Une partie de la solution réside dans le fait de donner une image plus fidèle de ce qu’est le Génie civil

Lyesse Laloui, directeur de la section Génie civil de l’EPFL

« L’ingénierie suppose beaucoup de compétences en spécialités dures, maths et physique, pour lesquelles il y a en général dès le gymnase plus de garçons que de filles. Le Génie civil a aussi cette étiquette erronée du bétonneur dans la construction, qui peut créer une attraction chez certaines ou une répulsion chez beaucoup d’autres. Une partie de la solution réside dans le fait de donner une image plus fidèle de ce qu’est le Génie civil, ce qui apporterait une ouverture plus importante », analyse le professeur Lyesse Laloui, directeur de la section de Génie civil de l’EPFL, au sein de la Faculté de l'environnement naturel, architectural et construit (ENAC).

Vision réductrice du chantier

Construction de barrages, gestion des flux, véhicules autonomes, énergie, stockage du CO2… L’ingénierie civile englobe des spécialités très diverses dans le numérique, la modélisation et l’intelligence artificielle, loin de la vision réductrice du seul chantier, encore vu dans la société comme un univers plutôt masculin. « A l’école, j’étais plutôt intéressée par l’architecture, mais je trouvais que c’était trop artistique pour moi.
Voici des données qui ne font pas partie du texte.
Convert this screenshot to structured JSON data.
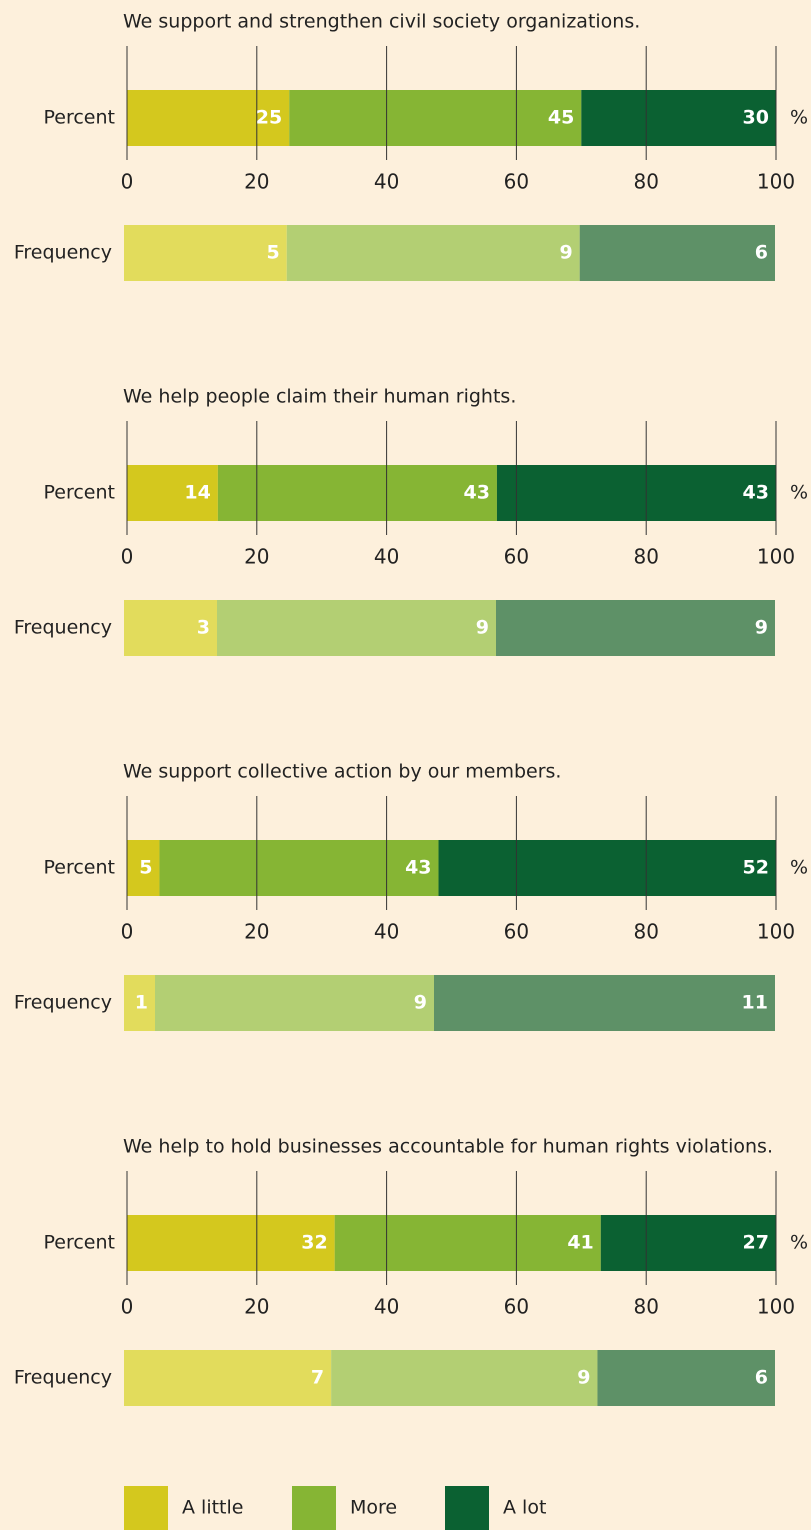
{
  "chart_data": [
    {
      "type": "stacked-bar",
      "title": "We support and strengthen civil society organizations.",
      "categories": [
        "Percent",
        "Frequency"
      ],
      "unit": "%",
      "series": [
        {
          "color": "#d4c81e",
          "light_color": "#e2dc5c",
          "values": [
            25,
            5
          ]
        },
        {
          "color": "#86b534",
          "light_color": "#b3cf73",
          "values": [
            45,
            9
          ]
        },
        {
          "color": "#0b6132",
          "light_color": "#5e9167",
          "values": [
            30,
            6
          ]
        }
      ],
      "xlim": [
        0,
        100
      ],
      "xticks": [
        0,
        20,
        40,
        60,
        80,
        100
      ]
    },
    {
      "type": "stacked-bar",
      "title": "We help people claim their human rights.",
      "categories": [
        "Percent",
        "Frequency"
      ],
      "unit": "%",
      "series": [
        {
          "color": "#d4c81e",
          "light_color": "#e2dc5c",
          "values": [
            14,
            3
          ]
        },
        {
          "color": "#86b534",
          "light_color": "#b3cf73",
          "values": [
            43,
            9
          ]
        },
        {
          "color": "#0b6132",
          "light_color": "#5e9167",
          "values": [
            43,
            9
          ]
        }
      ],
      "xlim": [
        0,
        100
      ],
      "xticks": [
        0,
        20,
        40,
        60,
        80,
        100
      ]
    },
    {
      "type": "stacked-bar",
      "title": "We support collective action by our members.",
      "categories": [
        "Percent",
        "Frequency"
      ],
      "unit": "%",
      "series": [
        {
          "color": "#d4c81e",
          "light_color": "#e2dc5c",
          "values": [
            5,
            1
          ]
        },
        {
          "color": "#86b534",
          "light_color": "#b3cf73",
          "values": [
            43,
            9
          ]
        },
        {
          "color": "#0b6132",
          "light_color": "#5e9167",
          "values": [
            52,
            11
          ]
        }
      ],
      "xlim": [
        0,
        100
      ],
      "xticks": [
        0,
        20,
        40,
        60,
        80,
        100
      ]
    },
    {
      "type": "stacked-bar",
      "title": "We help to hold businesses accountable for human rights violations.",
      "categories": [
        "Percent",
        "Frequency"
      ],
      "unit": "%",
      "series": [
        {
          "name": "A little",
          "color": "#d4c81e",
          "light_color": "#e2dc5c",
          "values": [
            32,
            7
          ]
        },
        {
          "name": "More",
          "color": "#86b534",
          "light_color": "#b3cf73",
          "values": [
            41,
            9
          ]
        },
        {
          "name": "A lot",
          "color": "#0b6132",
          "light_color": "#5e9167",
          "values": [
            27,
            6
          ]
        }
      ],
      "xlim": [
        0,
        100
      ],
      "xticks": [
        0,
        20,
        40,
        60,
        80,
        100
      ]
    }
  ]
}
Je me suis tournée vers le GC qui était à mon sens un bon entre-deux avec le monde scientifique, mais sans vraiment connaitre ce métier. Toutes les premières images que j’en avais, c’est ce chantier, le béton, tout ce qui n’est pas très sexy… Au final, j’ai découvert plein de domaines super intéressants », témoigne Julie Devènes, étudiante en deuxième année de Master GC.

Pour être plus attractif, le domaine du génie civil veut se démarquer de l'image stéréotypée et réductrice du casque, du béton et du chantier. © IStock

Elle aussi se rappelle sa filière pré-gymnasiale avec l’option maths-physique à Busigny, où les filles étaient très peu nombreuses. « C’était déjà une étape à franchir de choisir cette option, presque toutes mes copines faisaient autre chose. Au gymnase, en maths-physique aussi, on était 8 filles sur 24. » Pas de quoi lui faire changer de voie : « Pour moi, le plus important était de faire quelque chose où j’étais à l’aise », sourit la jeune femme.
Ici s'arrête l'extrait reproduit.